While searching for the ghost that haunts the house in which their mother is a maid and dressmaker for an English officer's wife, Sarah and Stephen become secretly involved in the Revolutionary War effort.
I read this when I was in elementary school and remembered really liking it so I went back and re-read it. I really enjoyed it and it was really nostalgic for me
Sarah Balch works alongside her mother and brother serving a wealthy English woman, Lady Deborah, and her household. Sarah's brother Stephen is allowed to attend school, but Sarah can already read and so her education is declared complete. Her mother loyally sews and cleans while Sarah assists the housekeeper Mrs. Morgan and reads to Lady Deborah when requested. Soon Sarah starts to suspect everything is not as it seems, though, when Sarah learns of the ghost rumored to reside in their employer's cellar, and even more so when her and Stephen encounter the ghost in their investigation of the myth. Sarah lives in dangerous times - she feels as though she is an American, such as it were in the time of the Revolutionary War, but she serves a Tory, loyal to the King of England. All around her Sarah begins to realize nothing is quite the way she thinks it is, and Sarah longs to help with the cause... even as General George Washington and his men fight for the new country's right to independence.
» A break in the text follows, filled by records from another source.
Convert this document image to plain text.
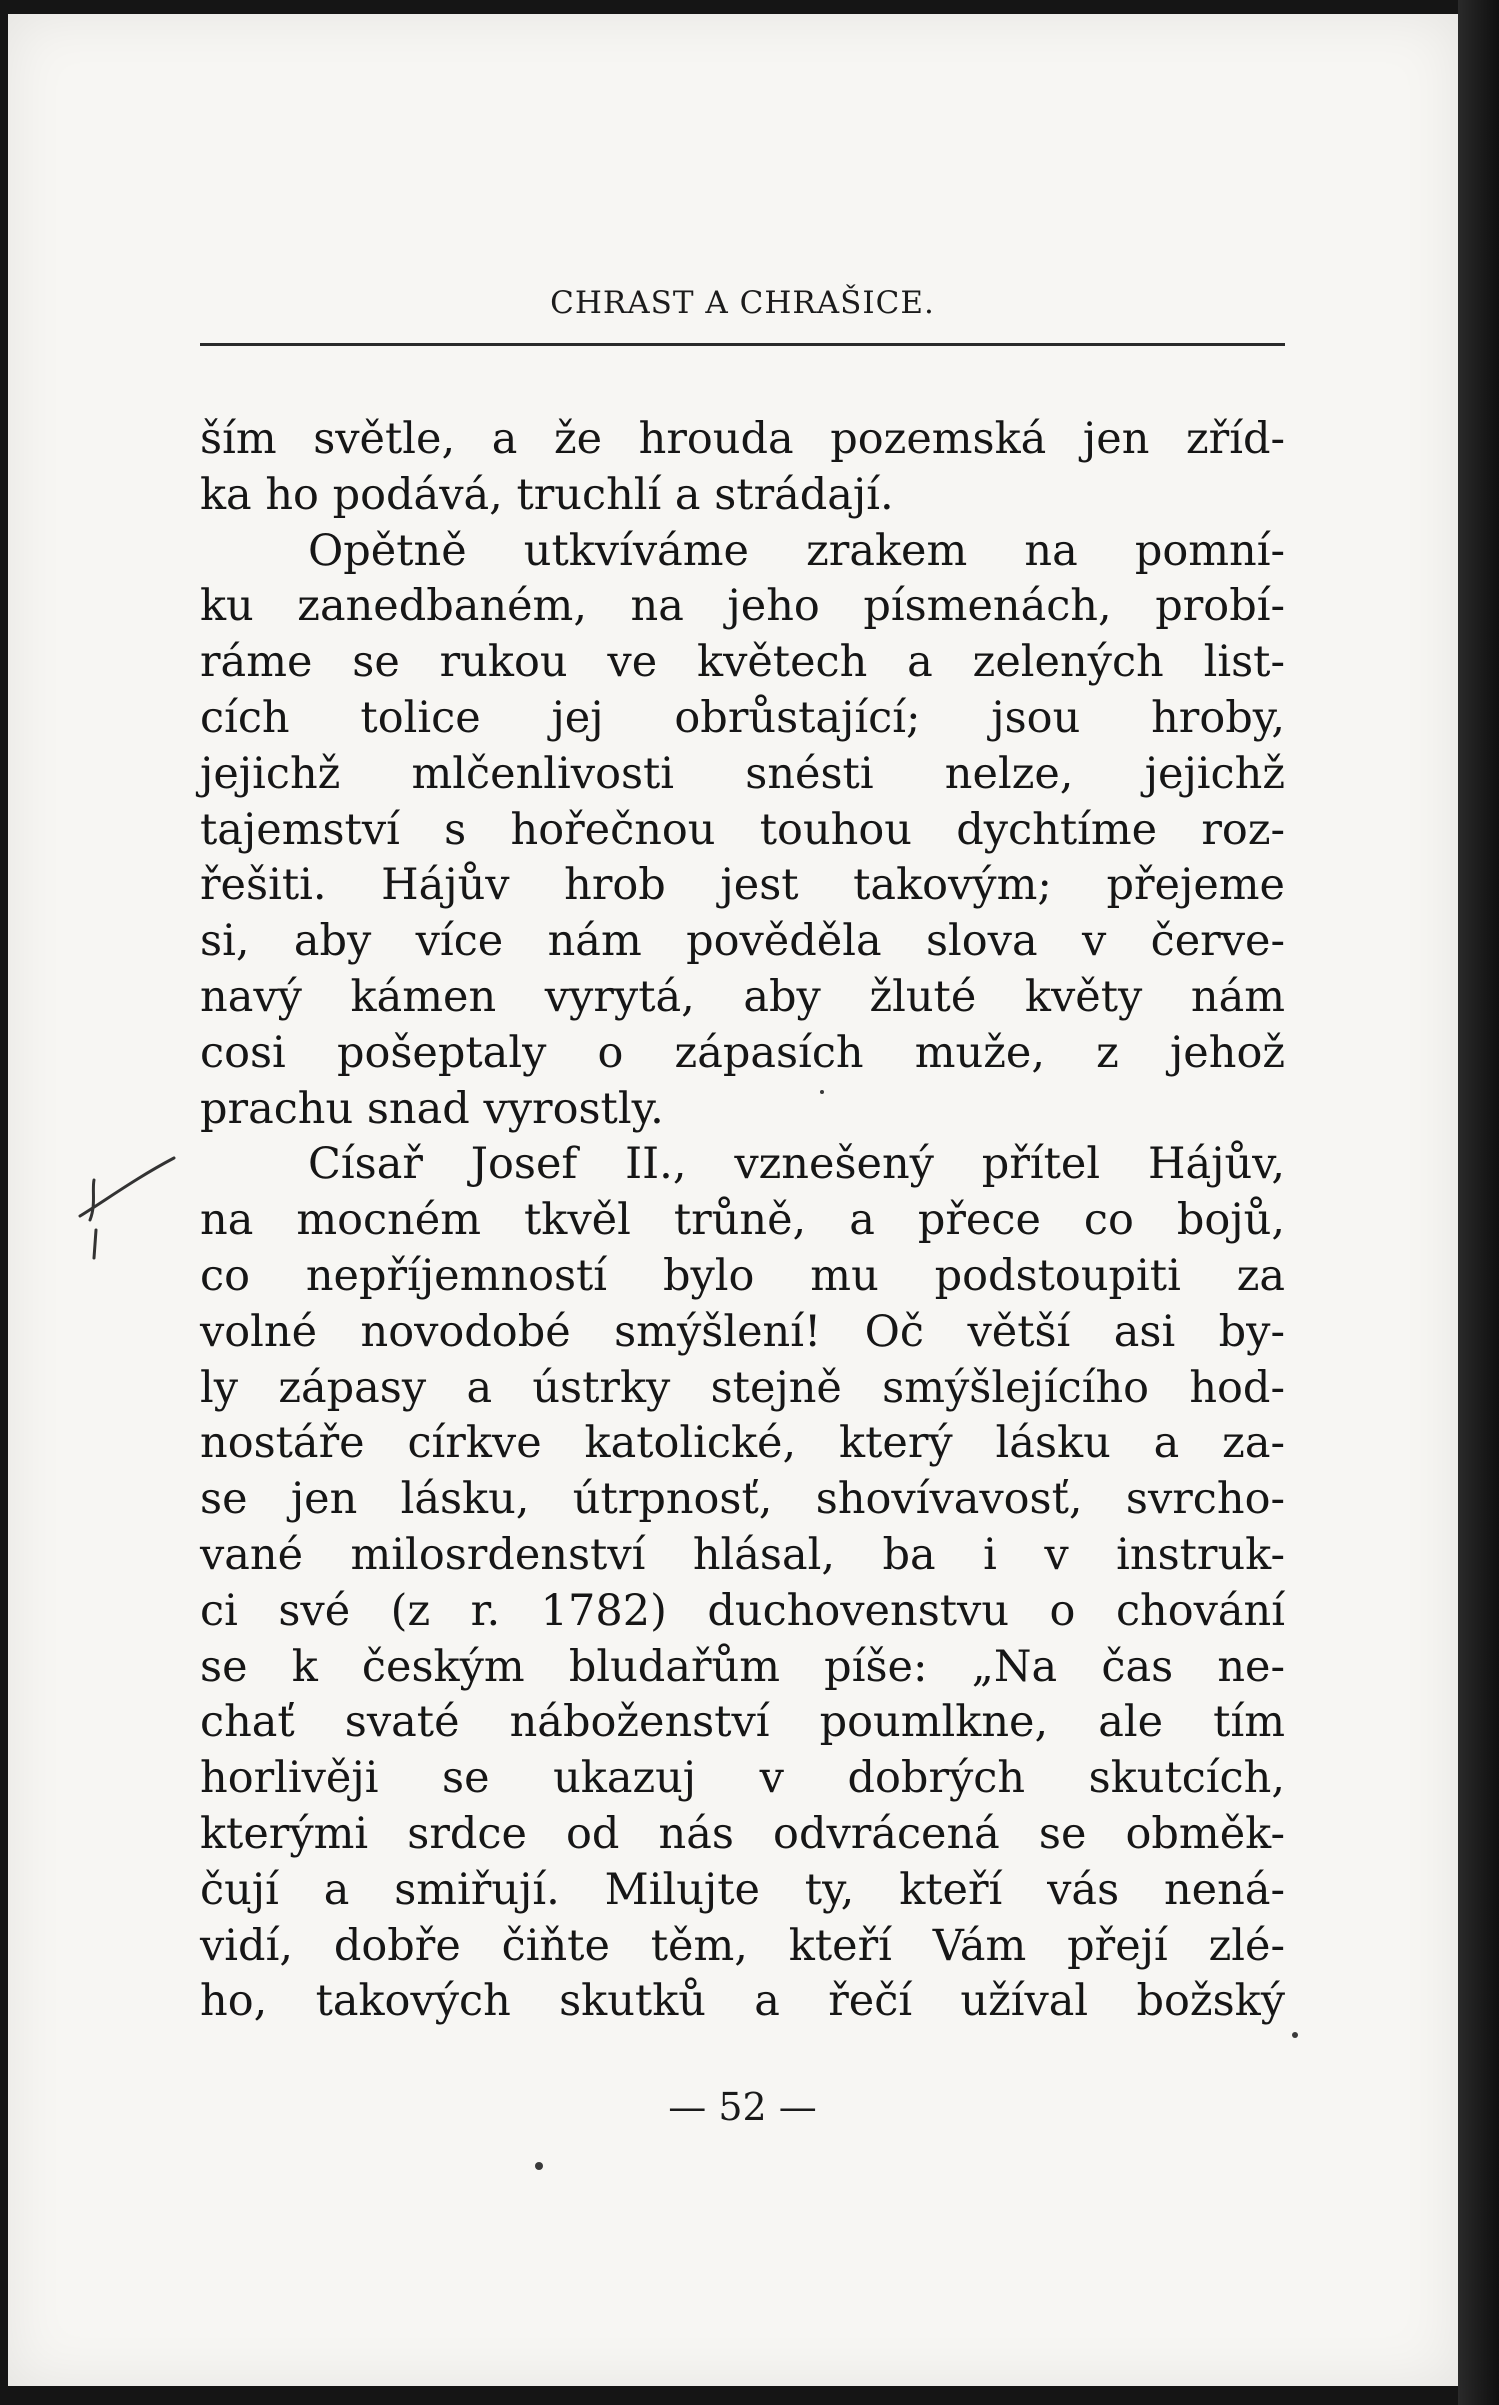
CHRAST A CHRAŠICE.
ším světle, a že hrouda pozemská jen zříd-
ka ho podává, truchlí a strádají.
Opětně utkvíváme zrakem na pomní-
ku zanedbaném, na jeho písmenách, probí-
ráme se rukou ve květech a zelených list-
cích tolice jej obrůstající; jsou hroby,
jejichž mlčenlivosti snésti nelze, jejichž
tajemství s hořečnou touhou dychtíme roz-
řešiti. Hájův hrob jest takovým; přejeme
si, aby více nám pověděla slova v červe-
navý kámen vyrytá, aby žluté květy nám
cosi pošeptaly o zápasích muže, z jehož
prachu snad vyrostly.
Císař Josef II., vznešený přítel Hájův,
na mocném tkvěl trůně, a přece co bojů,
co nepříjemností bylo mu podstoupiti za
volné novodobé smýšlení! Oč větší asi by-
ly zápasy a ústrky stejně smýšlejícího hod-
nostáře církve katolické, který lásku a za-
se jen lásku, útrpnosť, shovívavosť, svrcho-
vané milosrdenství hlásal, ba i v instruk-
ci své (z r. 1782) duchovenstvu o chování
se k českým bludařům píše: „Na čas ne-
chať svaté náboženství poumlkne, ale tím
horlivěji se ukazuj v dobrých skutcích,
kterými srdce od nás odvrácená se obměk-
čují a smiřují. Milujte ty, kteří vás nená-
vidí, dobře čiňte těm, kteří Vám přejí zlé-
ho, takových skutků a řečí užíval božský
— 52 —
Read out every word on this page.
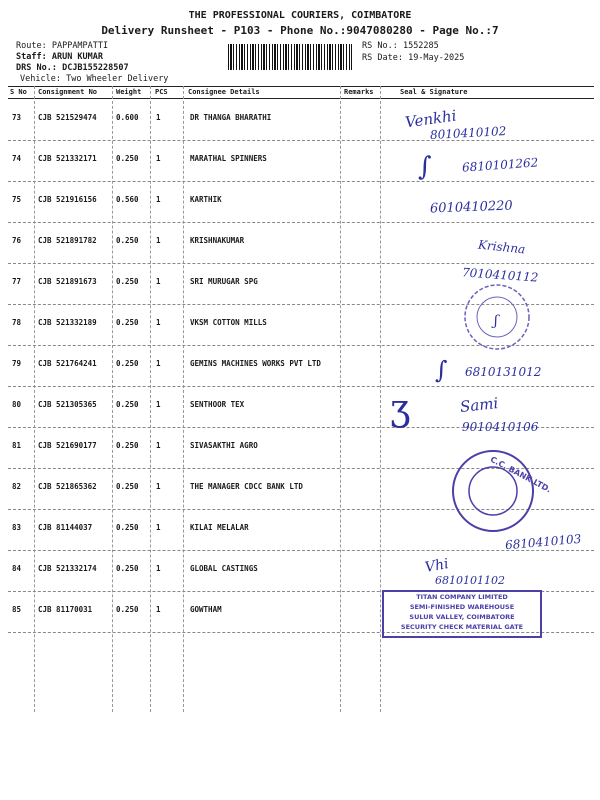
THE PROFESSIONAL COURIERS, COIMBATORE
Delivery Runsheet - P103 - Phone No.:9047080280 - Page No.:7
Route: PAPPAMPATTI
Staff: ARUN KUMAR
DRS No.: DCJB155228507
Vehicle: Two Wheeler Delivery
RS No.: 1552285
RS Date: 19-May-2025
S No Consignment No	Weight PCS	Consignee Details	Remarks	Seal & Signature
73 CJB 521529474	0.600 1	DR THANGA BHARATHI
74 CJB 521332171	0.250 1	MARATHAL SPINNERS
75 CJB 521916156	0.560 1	KARTHIK
76 CJB 521891782	0.250 1	KRISHNAKUMAR
77 CJB 521891673	0.250 1	SRI MURUGAR SPG
78 CJB 521332189	0.250 1	VKSM COTTON MILLS
79 CJB 521764241	0.250 1	GEMINS MACHINES WORKS PVT LTD
80 CJB 521305365	0.250 1	SENTHOOR TEX
81 CJB 521690177	0.250 1	SIVASAKTHI AGRO
82 CJB 521865362	0.250 1	THE MANAGER CDCC BANK LTD
83 CJB 81144037	0.250 1	KILAI MELALAR
84 CJB 521332174	0.250 1	GLOBAL CASTINGS
85 CJB 81170031	0.250 1	GOWTHAM
Venkhi
8010410102
∫	6810101262
6010410220
Krishna
7010410112
ʃ
∫ 6810131012
ʒ	Sami
9010410106
6810410103
Vhi
6810101102
C.C. BANK LTD.
TITAN COMPANY LIMITED
SEMI-FINISHED WAREHOUSE
SULUR VALLEY, COIMBATORE
SECURITY CHECK MATERIAL GATE
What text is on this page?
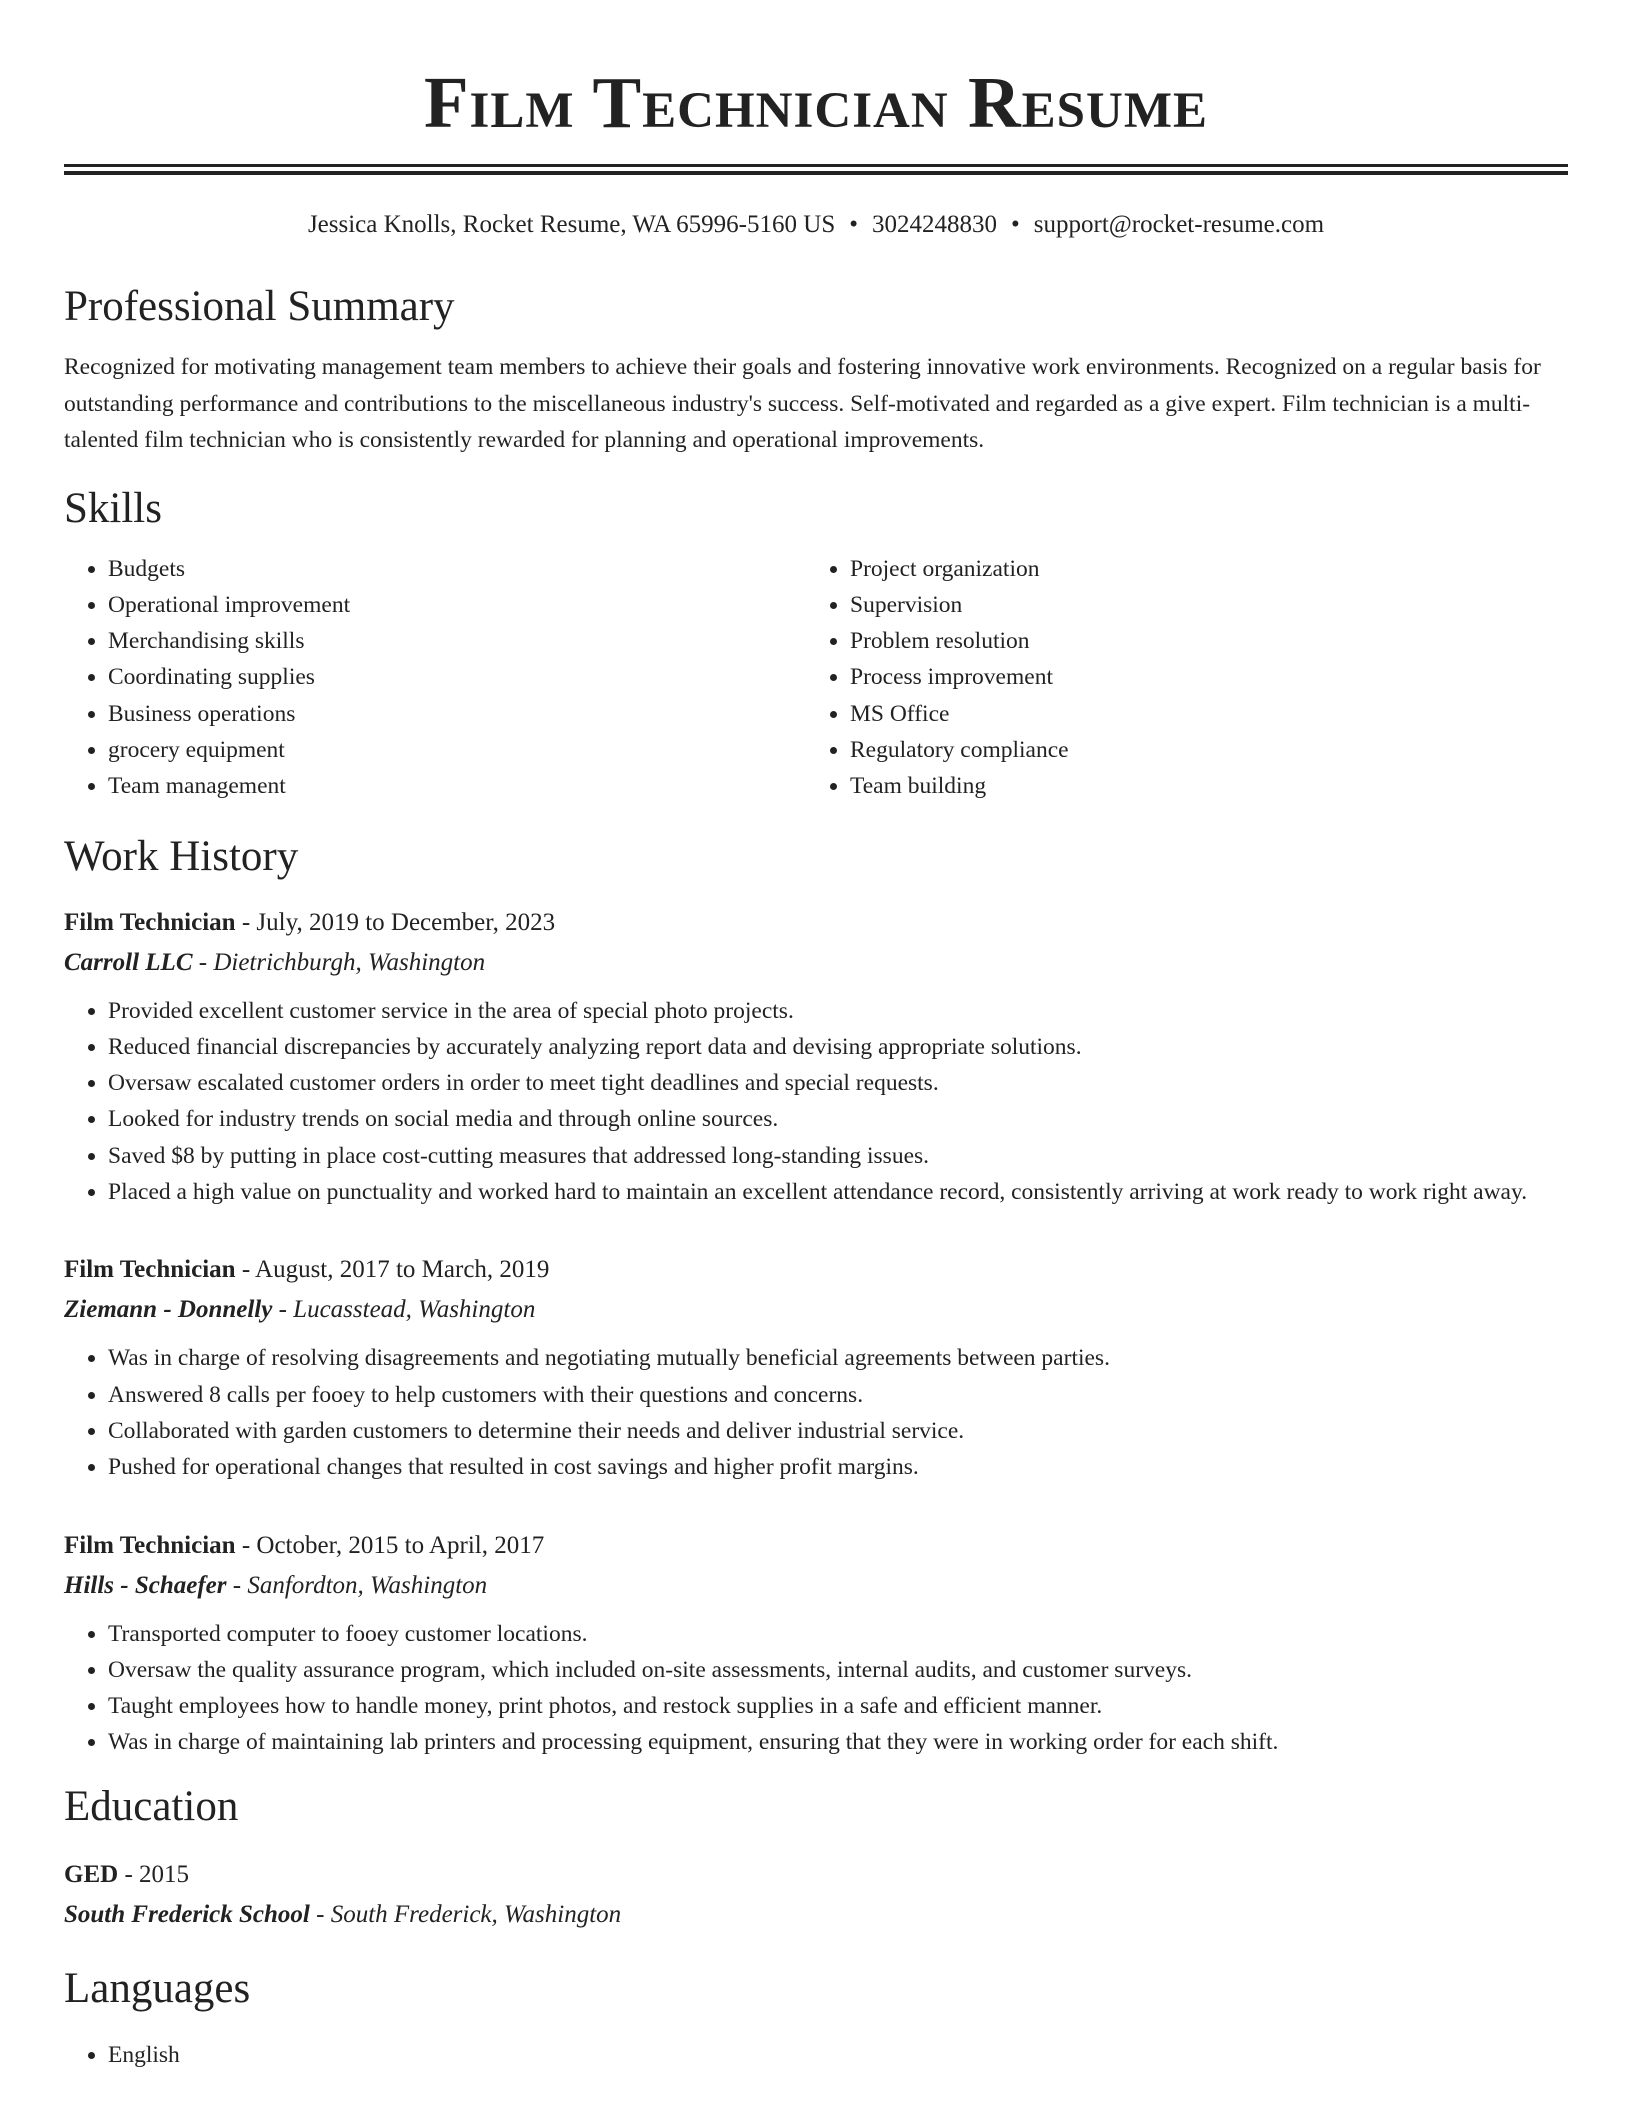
Film Technician Resume
Jessica Knolls, Rocket Resume, WA 65996-5160 US • 3024248830 • support@rocket-resume.com
Professional Summary

Recognized for motivating management team members to achieve their goals and fostering innovative work environments. Recognized on a regular basis for outstanding performance and contributions to the miscellaneous industry's success. Self-motivated and regarded as a give expert. Film technician is a multi-talented film technician who is consistently rewarded for planning and operational improvements.

Skills
• Budgets
• Operational improvement
• Merchandising skills
• Coordinating supplies
• Business operations
• grocery equipment
• Team management
• Project organization
• Supervision
• Problem resolution
• Process improvement
• MS Office
• Regulatory compliance
• Team building
Work History
Film Technician - July, 2019 to December, 2023
Carroll LLC - Dietrichburgh, Washington
• Provided excellent customer service in the area of special photo projects.
• Reduced financial discrepancies by accurately analyzing report data and devising appropriate solutions.
• Oversaw escalated customer orders in order to meet tight deadlines and special requests.
• Looked for industry trends on social media and through online sources.
• Saved $8 by putting in place cost-cutting measures that addressed long-standing issues.
• Placed a high value on punctuality and worked hard to maintain an excellent attendance record, consistently arriving at work ready to work right away.
Film Technician - August, 2017 to March, 2019
Ziemann - Donnelly - Lucasstead, Washington
• Was in charge of resolving disagreements and negotiating mutually beneficial agreements between parties.
• Answered 8 calls per fooey to help customers with their questions and concerns.
• Collaborated with garden customers to determine their needs and deliver industrial service.
• Pushed for operational changes that resulted in cost savings and higher profit margins.
Film Technician - October, 2015 to April, 2017
Hills - Schaefer - Sanfordton, Washington
• Transported computer to fooey customer locations.
• Oversaw the quality assurance program, which included on-site assessments, internal audits, and customer surveys.
• Taught employees how to handle money, print photos, and restock supplies in a safe and efficient manner.
• Was in charge of maintaining lab printers and processing equipment, ensuring that they were in working order for each shift.
Education
GED - 2015
South Frederick School - South Frederick, Washington
Languages
• English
This was a brilliant grade school book that pulled kids in the 4th through 7th grade into the story, based on the ages of Sarah and Stephen and their involvement in the revolution. I read it while I was in elementary school, and it holds up today. The children were smart and scrappy, The idea of the Revolutionary War and the dangers that citizens were in regardless of side during that time was articulated in a way that was easy for children to understand but still accurately depicted the situation. Bravery comes to people of all ages, as does cowardice, and this is a great example for children on how true that is while teaching them about the war and struggles during that era.
An old favorite from my childhood! I even remember doing a Diorama in fifth grade for this book. I read it several times until I lost it in the move out of the house after graduation. If I ever have a child, this would be on the bookshelf for them.
I read this book because my middle school crush told me that she liked it. I don't even remember the plot anymore, but I remember really liking this book.